State-of-the-art systems like Onename~\cite{onename},
libcloud~\cite{libcloud}, and Infinit~\cite{infinit} come close to this
end by implementing a service ``driver'' layer to
store data across multiple storage providers. However, this is not
sufficient to implement applications with non-trivial storage requirements,
because several key challenges remain:
\textbf{Storage is data-dependent}. Storage spans multiple
administrative domains, but deciding which domain may store data and how it may
do so both depends on the data itself. For example, financial records must leave
an audit trail, and medical records in the US must conform to HIPPA.
\textbf{Data is user-centric}. Users own their data, not applications.
As such, users need end-to-end programmatic control over how their data
can be made available, independently of both applications and services.
\textbf{Storage is asynchronous}. Some storage features require an external
actor to implement correctly, such as migrating cold data to long-term storage
and deleting data after a maximum retention period.
\textbf{The TCB is partitioned by user}. Users only trust code that runs on their own
devices. As such, a wide-area kernel cannot be universally trusted.
Our key insight to overcoming these challenges is that a storage kernel
must \textit{additionally} enable user-level control over data-plane operations.
In particular, users must be able to programmatically
control how I/O flows (reads and writes) affect their data. They must be able to change the
logic that governs I/O flows at runtime, and the logic must be able to
act independently of the user and application. This is why a driver layer alone is
not enough--driver logic only runs synchronously with I/O, and cannot take
actions on its own.
\begin{figure}[t!]
\centering
\includegraphics[width=0.47\textwidth]{figures/execution-contexts}
\caption{\it Alice's I/O flows pass through
multiple exection contexts (ECs) in multiple services before reaching Bob. Each
EC runs its owners' storage logic to process the flow. By
controlling which ECs a flow can pass through, Alice can control how her data
will be processed before reaching Bob.}
\label{fig:execution-contexts}
\end{figure}
Constructing a user-programmable wide-area kernel is difficult, because the kernel cannot be
universally trusted. To overcome this challenge, we partition the kernel into a
set of user-owned \textit{execution contexts}
(Figure~\ref{fig:execution-contexts}). An execution context is a
kernel shard that runs a user-supplied \textit{storage program} to processes I/O
flows on its owner's data. The task of the storage kernel, then is to
route I/O flows across the wide-area
through a dynamic set of storage programs
while achieving end-to-end authenticity and correct flow-processing in the face
of system and service churn.
Waskern is our prototype wide-area storage kernel. It provides
users with one or more horizontally-scalable execution contexts, called
\textit{gateways}, that implement a user-defined data-plane while ensuring
end-to-end authenticity and correctness in the face of system churn and service
misbehavior. Its key novelty is a control-plane protocol
that leverages a self-sovereign identity system to enable gateways to coordinate in
the presence of untrusted networks and services. By doing so, Waskern allows
storage programs to compose in a UNIX-like pipeline across the wide-area,
enabling users to synthesize complex storage features from simple
orthogonal storage programs on top of one or more storage providers.
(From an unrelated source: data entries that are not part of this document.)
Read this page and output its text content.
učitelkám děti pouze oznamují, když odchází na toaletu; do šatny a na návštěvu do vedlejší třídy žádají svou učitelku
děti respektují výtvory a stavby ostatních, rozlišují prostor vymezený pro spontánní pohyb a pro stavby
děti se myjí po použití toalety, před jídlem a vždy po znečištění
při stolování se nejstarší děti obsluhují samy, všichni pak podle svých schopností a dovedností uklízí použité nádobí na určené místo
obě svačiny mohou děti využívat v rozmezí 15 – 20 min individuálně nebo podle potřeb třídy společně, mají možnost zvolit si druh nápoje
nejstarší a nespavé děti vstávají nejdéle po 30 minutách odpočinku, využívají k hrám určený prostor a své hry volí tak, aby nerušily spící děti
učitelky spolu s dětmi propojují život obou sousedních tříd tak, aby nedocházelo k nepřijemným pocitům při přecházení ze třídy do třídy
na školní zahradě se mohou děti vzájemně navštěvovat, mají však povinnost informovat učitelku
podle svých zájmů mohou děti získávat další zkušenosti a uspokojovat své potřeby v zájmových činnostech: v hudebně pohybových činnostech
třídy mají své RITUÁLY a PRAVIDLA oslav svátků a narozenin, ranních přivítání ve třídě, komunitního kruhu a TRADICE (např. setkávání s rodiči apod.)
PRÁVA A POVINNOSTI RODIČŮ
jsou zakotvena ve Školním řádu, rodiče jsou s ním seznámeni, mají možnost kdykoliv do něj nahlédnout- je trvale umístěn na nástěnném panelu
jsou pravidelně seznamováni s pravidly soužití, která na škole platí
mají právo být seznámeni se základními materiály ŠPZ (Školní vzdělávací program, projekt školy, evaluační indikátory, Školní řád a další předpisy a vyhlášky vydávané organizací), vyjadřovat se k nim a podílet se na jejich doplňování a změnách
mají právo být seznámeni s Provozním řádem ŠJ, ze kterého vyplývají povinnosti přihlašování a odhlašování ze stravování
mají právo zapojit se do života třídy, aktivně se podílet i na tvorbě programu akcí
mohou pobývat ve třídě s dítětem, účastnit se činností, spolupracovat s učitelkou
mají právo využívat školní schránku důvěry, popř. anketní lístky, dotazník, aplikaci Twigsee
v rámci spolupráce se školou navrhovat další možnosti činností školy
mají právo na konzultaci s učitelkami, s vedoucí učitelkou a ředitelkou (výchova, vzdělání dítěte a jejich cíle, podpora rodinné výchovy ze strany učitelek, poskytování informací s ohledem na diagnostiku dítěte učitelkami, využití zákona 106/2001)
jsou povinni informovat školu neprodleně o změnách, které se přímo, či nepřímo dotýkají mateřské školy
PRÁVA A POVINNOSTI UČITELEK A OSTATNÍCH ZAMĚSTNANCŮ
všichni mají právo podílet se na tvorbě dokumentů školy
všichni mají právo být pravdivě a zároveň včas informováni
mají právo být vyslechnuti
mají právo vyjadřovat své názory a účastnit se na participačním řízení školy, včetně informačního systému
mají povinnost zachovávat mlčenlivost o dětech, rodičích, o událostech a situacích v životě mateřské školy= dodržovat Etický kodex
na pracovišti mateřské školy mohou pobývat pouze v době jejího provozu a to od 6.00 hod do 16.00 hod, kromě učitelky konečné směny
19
This paper is organized as follows. In Section~\ref{sec:related-work}, we
provide more background on blockchains and other state-of-the-art kernel-like systems upon
which we build. In Section~\ref{sec:motivation}, we characterize two
application domains--scientific storage and SaaS--in which users would
significantly benefit from having a programmable storage kernel. We present the
design of Waskern in Section~\ref{sec:design}, its implementation in
Section~\ref{sec:implementation}, and its evaluation in
Section~\ref{sec:evaluation}. We conclude in Section~\ref{sec:conclusion}.